• 16
    Jan - 2020

    MicroPython
    11 min | 2321

    #MAixPy: Object detector - MobileNet and YOLOv2 on Sipeed MAix Dock

    MicroPython | 11 min | 2321


    aiot
    keras
    machine learning
    maix dock
    micropython
    object detection
    tensorflow lite
    yolov2

    This tutorial is about training and deploying a YOLOv2 object detector on a MAix M1w Dock Suit running MicroPython. The MobileNet is used as a pre-trained model for the training.

    Therefore, this tutorial will try to accomplish the following points:

    1. A quick introduction to YOLO(v2)
    2. A quick introduction to MAix KPU
    3. Training, evaluation, and testing of the object detector model (on Jupyter-Notebooks running on Docker)
    4. Flashing the trained model on the MAix M1w Dock Suit running MicroPython (MAixPy)
    5. Detecting a BRIO locomotive using the MAix M1w Dock Suit

    A training example is included, which is used in the following video (turn on the sound!).
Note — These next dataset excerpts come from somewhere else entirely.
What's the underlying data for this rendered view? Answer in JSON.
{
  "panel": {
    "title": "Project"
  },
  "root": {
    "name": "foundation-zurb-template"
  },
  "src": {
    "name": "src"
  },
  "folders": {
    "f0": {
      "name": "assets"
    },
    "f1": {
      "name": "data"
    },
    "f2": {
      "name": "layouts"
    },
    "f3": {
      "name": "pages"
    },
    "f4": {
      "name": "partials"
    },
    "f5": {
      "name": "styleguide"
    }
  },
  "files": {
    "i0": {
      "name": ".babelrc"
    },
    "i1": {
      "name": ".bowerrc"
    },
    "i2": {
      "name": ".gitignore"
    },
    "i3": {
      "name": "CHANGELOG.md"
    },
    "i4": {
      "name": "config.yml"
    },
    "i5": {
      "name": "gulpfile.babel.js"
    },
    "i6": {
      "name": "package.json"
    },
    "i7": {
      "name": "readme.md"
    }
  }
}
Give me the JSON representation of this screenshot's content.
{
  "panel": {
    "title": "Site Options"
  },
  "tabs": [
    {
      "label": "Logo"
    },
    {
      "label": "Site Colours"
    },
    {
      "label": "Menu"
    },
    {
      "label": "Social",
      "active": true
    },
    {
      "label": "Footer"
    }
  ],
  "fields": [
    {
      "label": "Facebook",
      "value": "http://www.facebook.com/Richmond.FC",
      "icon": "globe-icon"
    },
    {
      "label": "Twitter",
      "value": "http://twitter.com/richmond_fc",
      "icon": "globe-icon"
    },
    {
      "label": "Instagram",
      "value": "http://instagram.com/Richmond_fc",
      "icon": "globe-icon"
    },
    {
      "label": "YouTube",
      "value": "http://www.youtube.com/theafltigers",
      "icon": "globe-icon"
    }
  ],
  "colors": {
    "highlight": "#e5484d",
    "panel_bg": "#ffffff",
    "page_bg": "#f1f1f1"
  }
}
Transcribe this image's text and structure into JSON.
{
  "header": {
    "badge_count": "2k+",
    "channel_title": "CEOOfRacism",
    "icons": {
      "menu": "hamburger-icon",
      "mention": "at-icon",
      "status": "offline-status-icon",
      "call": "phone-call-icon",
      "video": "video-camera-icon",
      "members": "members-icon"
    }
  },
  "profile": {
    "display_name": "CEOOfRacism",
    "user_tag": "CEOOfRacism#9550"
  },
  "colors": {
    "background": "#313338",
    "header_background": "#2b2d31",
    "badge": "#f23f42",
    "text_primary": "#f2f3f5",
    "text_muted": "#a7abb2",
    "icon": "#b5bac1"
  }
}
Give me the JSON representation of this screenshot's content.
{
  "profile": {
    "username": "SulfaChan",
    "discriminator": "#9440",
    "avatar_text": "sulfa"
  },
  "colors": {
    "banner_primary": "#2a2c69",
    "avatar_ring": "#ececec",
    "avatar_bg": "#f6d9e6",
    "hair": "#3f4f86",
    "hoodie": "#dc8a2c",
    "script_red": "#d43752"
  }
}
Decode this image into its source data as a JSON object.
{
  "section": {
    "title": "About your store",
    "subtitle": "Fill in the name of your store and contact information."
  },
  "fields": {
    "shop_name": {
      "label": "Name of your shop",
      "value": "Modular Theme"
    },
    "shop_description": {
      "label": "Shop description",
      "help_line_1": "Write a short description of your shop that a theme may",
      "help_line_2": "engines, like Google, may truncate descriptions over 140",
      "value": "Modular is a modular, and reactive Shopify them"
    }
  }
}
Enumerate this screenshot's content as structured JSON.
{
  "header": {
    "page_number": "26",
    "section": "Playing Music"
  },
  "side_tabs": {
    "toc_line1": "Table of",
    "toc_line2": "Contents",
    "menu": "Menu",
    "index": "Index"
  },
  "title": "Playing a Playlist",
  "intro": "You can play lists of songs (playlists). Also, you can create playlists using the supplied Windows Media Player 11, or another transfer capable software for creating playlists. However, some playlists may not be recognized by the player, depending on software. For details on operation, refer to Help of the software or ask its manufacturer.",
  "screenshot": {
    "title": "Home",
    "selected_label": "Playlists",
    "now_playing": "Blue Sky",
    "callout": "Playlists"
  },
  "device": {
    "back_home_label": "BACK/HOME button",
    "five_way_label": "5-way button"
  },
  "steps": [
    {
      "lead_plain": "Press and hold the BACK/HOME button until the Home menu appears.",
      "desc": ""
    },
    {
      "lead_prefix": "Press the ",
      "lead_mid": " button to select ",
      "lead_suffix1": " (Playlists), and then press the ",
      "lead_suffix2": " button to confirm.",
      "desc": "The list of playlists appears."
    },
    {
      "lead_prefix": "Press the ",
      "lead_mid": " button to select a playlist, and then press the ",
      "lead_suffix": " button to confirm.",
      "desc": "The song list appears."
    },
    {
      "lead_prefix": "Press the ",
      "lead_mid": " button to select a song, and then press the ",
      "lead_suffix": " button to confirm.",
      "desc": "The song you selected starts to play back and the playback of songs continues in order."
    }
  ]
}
    In the video, the BRIO locomotive is detected by the MAix M1w Dock Suit and sends a signal to the barrier controller (ESP32 - LoRa). The ESP32 closes the barrier controlling a 9g servo.

    Software and Hardware

    The following hardware and software will be used in this tutorial:

    BRIO World 33594
    • BRIO World 33594
    Sipeed-M1w-dock-suit
    • Sipeed MAix M1w Dock Suit (*)
    Github
    • uPyMaixYoloV2
    Github
    • MaixPy_YoloV2
    Github
    • tensorflow/tensorflow:latest-py3-jupyter
    (*) There are two versions of the suit: M1 and M1w, the last one supports Wi-Fi.

    YOLO

    The high-level idea behind You Only Look Once (YOLO) is to apply a single neural network to the full image to detect and classify objects. Therefore, the YOLO splits the image into regions (grid) and for each region, bounding boxes, confidences and class probabilities are calculated and predicted.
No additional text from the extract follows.